Василько в сердцах ударил себя по лицу, желая заглушить в себе пересмешника.

Тут же он услышал колокольный звон, частый и тревожный. Василько догадался, что это звонят неспроста, и не испытал беспокойства, а даже легкое удовлетворение тем, что вот его посадили в клеть и получили татар. Вспомнились ненавистные рожи бояр, особо красная надменная харя Воробья. Он представил, как они поспешно несут свои холеные тела на городские стены.

Здесь за стеной клети послышались торопливые шаги. Он услышал скрип открываемой двери и увидел в проеме двери столп света. В клеть вошел отрок, как показалось Васильку, во всем белом, и произнес негромко, но так отчетливо, что Василько услышал и запомнил на всю жизнь каждое его слово:

– Выходи, человече. Князь и воевода прощают тебя.

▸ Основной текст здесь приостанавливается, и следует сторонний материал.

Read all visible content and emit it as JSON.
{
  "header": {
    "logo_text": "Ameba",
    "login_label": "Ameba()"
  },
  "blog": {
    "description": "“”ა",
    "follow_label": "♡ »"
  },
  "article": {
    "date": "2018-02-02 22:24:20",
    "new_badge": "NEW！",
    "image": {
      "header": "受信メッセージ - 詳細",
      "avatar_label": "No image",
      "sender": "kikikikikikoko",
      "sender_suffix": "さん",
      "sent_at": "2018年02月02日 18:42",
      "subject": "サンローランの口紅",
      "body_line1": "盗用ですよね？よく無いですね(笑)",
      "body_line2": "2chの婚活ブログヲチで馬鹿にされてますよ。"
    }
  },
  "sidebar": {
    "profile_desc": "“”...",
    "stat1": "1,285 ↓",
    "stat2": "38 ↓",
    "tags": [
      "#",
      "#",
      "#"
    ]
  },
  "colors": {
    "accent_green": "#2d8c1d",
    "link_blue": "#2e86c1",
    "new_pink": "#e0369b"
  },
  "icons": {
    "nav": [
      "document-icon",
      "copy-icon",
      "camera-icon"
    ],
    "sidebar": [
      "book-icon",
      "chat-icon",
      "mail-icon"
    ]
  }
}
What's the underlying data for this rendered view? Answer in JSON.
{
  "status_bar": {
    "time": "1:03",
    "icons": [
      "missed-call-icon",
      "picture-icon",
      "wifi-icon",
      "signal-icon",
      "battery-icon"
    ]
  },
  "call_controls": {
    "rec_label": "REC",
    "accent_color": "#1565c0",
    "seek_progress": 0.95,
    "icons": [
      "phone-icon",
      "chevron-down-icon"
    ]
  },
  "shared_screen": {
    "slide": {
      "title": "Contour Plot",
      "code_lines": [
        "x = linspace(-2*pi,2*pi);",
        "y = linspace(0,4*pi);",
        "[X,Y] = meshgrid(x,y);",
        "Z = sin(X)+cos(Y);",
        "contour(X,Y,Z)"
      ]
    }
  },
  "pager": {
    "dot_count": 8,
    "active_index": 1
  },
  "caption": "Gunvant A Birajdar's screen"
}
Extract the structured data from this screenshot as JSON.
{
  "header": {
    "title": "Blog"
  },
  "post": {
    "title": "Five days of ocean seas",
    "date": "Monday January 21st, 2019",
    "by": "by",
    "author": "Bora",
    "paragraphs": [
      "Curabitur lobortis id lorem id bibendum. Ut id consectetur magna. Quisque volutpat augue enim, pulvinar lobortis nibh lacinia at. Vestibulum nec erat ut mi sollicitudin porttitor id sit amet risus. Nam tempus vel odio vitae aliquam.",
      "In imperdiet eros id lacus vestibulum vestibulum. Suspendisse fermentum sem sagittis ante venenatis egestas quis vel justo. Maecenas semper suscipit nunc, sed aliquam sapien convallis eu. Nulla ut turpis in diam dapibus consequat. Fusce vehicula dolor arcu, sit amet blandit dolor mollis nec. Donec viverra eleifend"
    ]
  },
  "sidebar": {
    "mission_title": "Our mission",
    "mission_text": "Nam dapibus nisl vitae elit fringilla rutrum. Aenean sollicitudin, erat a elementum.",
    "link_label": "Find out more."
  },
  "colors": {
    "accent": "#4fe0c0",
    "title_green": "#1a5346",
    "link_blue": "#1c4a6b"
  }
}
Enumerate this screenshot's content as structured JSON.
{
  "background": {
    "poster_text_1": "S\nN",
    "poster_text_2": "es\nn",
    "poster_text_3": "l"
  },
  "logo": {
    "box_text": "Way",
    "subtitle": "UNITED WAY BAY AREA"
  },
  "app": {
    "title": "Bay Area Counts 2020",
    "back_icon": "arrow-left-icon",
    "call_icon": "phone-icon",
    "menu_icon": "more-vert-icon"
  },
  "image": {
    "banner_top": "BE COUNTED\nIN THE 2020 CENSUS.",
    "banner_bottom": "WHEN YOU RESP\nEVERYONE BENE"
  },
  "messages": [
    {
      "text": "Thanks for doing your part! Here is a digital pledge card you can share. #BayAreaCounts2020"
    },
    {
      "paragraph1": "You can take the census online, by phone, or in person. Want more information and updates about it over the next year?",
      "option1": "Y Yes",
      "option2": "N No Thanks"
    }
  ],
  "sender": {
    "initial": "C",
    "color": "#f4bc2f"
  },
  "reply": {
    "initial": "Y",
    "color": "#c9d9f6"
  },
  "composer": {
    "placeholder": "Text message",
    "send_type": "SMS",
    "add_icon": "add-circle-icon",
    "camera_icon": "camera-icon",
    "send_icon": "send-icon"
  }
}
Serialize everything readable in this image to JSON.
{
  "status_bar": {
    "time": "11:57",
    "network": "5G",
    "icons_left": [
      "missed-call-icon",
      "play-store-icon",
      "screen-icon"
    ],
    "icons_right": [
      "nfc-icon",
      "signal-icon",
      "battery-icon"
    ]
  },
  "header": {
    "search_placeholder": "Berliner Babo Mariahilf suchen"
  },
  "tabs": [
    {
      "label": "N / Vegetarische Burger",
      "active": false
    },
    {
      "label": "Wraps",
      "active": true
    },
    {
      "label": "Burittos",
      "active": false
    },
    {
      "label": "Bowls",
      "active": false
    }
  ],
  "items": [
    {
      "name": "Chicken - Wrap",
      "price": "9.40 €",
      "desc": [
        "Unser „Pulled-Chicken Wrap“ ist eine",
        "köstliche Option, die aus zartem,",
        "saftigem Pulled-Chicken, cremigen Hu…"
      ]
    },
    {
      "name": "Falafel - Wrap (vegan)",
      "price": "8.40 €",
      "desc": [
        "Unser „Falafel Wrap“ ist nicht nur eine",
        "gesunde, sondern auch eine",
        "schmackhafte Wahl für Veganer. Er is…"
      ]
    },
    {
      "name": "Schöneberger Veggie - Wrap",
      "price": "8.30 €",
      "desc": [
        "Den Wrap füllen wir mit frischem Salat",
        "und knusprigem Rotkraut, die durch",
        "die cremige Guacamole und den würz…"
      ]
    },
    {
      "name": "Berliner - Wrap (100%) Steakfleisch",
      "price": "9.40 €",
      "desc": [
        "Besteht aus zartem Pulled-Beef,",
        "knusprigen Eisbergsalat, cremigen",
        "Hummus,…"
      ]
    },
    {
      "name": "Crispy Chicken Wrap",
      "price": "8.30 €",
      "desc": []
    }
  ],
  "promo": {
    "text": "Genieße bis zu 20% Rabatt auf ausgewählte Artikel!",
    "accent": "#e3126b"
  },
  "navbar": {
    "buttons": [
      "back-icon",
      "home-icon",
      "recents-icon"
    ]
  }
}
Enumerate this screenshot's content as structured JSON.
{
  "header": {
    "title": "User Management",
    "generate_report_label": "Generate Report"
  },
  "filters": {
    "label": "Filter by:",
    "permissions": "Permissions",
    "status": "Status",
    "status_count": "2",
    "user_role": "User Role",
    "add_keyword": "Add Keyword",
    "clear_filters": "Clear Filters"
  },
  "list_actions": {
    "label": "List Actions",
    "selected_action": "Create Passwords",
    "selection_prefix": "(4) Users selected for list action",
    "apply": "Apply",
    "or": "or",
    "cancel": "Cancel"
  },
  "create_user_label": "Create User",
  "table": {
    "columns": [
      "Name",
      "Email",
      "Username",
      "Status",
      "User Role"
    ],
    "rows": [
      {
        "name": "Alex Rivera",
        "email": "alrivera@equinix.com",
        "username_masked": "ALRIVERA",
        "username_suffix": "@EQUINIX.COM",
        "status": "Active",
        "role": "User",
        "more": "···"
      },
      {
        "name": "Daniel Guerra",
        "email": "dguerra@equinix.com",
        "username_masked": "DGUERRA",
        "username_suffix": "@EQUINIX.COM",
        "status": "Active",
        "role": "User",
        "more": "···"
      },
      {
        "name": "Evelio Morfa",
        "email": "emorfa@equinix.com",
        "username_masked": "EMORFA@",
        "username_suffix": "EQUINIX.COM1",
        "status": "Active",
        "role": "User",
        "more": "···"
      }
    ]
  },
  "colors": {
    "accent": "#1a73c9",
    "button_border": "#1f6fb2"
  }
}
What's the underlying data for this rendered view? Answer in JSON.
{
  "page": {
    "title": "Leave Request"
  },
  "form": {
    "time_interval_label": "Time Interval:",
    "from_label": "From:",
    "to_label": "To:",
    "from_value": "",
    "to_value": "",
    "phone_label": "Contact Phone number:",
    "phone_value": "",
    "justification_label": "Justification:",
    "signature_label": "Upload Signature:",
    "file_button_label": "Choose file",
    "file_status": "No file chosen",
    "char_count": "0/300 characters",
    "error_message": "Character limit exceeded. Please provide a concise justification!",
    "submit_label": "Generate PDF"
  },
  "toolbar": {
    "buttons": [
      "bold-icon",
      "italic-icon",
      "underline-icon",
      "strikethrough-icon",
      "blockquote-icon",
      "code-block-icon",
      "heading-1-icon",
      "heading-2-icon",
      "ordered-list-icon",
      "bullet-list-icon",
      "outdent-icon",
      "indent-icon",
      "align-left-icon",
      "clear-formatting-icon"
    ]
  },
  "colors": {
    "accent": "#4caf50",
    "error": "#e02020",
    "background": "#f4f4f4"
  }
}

Василько вышел из клети и оказался на обширном красном дворе. По двору металась дворня, у ворот сидели верхом облаченные в брони дружинники. Все они были высоки, громоздки и грозны. Среди них, выделяясь разве только своей алой вотолой да белой мастью коня, находился воевода. Вид у него был нетерпеливый и озабоченный, будто он желал как можно быстрее выехать со двора, но задерживала досадная нелепица. Он торопливо озирался, словно искал кого-то.

Василька подвели к воеводе. Филипп посмотрел на молодца долгим проникающим взглядом и сказал примирительно:

– Кто старое помянет, тому око вон! Иди же на прясло: татары пришли.

От того, что не столько повелевал Филипп, сколько просил, у Василька пропала обида. Душу невольно тешило осознание, что пришло его времечко и что в ратном деле он заткнет за пояс не только бояр, но и любого осажденного.

Глава 49

Выпущенный из клети Василько не направился к своему пряслу, а почему-то поспешил к ближайшим Боровицким воротам. Он поднялся у ворот на заборала и пошел к Тайницкой не ближайшим путем, а дальним: через Владимирскую, Угловую и Безымянные стрельни.